After 500miles of the above he recommends something like Millers Maxifleet 10/40 which is a good quality semi-synth with a good additive pack to bed the engine in for a further 2,000 miles. Still using your torque band but increasing the revs as you get past the first 1,000 miles, use your upper RPM's and make your engine scream as you get close to your final 1,000 miles on Maxifleet 10/40.

Finally replace the Maxifleet 10/40 for your choice of full synthetic (if your running plenty of BHP and doing some hot weather track days) then use a competition full synthetic like the CFS 10/40 which has a tri-ester blend and includes a low friction ester to minimise power loss. If you are using your car for more eco purposes then a full synthetic 5/30 (VAG 504.00/507.00) will be fine and cheaper than the CFS 10/40.

Hope this helps.


After the rebuild it will be running 200bhp ish then after an the new turbo it will hopefully be 350ish. i'll be using the road method to run it in as it's cheaper!!Lol

So CRO 10/40 for 500 miles, with a boot full of "stuff" to add weight i pressume to make the engine work a bit harder in the torque zone, i assume this is just before peak torque is made?

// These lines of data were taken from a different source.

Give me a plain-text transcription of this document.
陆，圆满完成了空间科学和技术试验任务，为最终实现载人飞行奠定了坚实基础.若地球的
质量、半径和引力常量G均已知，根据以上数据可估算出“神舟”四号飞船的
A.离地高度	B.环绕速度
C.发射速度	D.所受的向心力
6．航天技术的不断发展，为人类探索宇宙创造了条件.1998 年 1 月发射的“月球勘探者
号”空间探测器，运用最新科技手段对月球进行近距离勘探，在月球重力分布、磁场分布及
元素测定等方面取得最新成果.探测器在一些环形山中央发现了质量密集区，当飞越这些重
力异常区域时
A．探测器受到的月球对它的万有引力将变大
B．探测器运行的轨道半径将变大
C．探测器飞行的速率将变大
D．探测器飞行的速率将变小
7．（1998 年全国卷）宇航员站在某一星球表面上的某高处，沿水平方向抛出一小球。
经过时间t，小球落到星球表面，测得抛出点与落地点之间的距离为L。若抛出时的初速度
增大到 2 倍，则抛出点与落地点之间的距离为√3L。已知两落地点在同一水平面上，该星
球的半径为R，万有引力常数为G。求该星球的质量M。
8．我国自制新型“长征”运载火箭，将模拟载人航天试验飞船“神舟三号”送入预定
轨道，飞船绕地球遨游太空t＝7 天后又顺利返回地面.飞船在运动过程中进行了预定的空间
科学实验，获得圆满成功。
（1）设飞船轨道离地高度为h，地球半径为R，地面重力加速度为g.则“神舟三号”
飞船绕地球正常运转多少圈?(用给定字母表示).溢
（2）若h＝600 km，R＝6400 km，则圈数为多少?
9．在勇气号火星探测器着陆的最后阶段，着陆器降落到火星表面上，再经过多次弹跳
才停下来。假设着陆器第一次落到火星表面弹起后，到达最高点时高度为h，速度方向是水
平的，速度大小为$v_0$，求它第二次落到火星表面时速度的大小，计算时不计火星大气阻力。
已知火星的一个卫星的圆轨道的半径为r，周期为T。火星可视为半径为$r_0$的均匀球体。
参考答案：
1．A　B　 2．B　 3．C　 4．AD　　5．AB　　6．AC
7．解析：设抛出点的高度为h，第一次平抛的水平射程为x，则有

Then Maxifleet 10/40 for 2000 miles increasing the revs in the last 1k,

Then CFS 10/40 for everyday use or a suitable oil for track and road use.
 

HTC

...
Sep 2, 2004
421
0
Personally I think most of the bedding in occurs in the first few miles. I ran my last engine in using high pressure at the piston rings rather than slowly.
 

Backdraft

Guest
Dump the running in oil after 20 miles, then replace with running in oil again. Click the link in post 6 for good info.
 
Oct 31, 2006
870
0
Cambs
Dump the running in oil after 20 miles, then replace with running in oil again. Click the link in post 6 for good info.


Yeah i had a look on that link and it was an interesting read, is that how you run your race engines in?

So dump the running in oil after 20 miles then replace with running in oil and change after another 20 miles for a proper oil ?

I'm still confused as to which method will be best cos your both saying different ways!:headhurt:
 

Backdraft

Guest
Its how all the engines are run in here. Seems to work the best out of all the ways we have tried.

We dump the first lot of running in oil after 20 miles then use more running in oil for around the next 500-1000 miles depending if we finish the running in or when the customer can bring the car back. We then change it over to the CFS 5w40 or 10w40 depending on the cars use. A mix between our way and the way in post 11 should be fine. I would deffo dump the oil after 20 miles for fresh running in oil.
 
Oct 31, 2006
870
0
Cambs
Cool, think i'll try a combination of the 2 like you say and touch alot of wood, no pun intended, hopefully it will go to plan and be fine.

Would you recommend not doing little trips in intial run in i.e first hundred miles?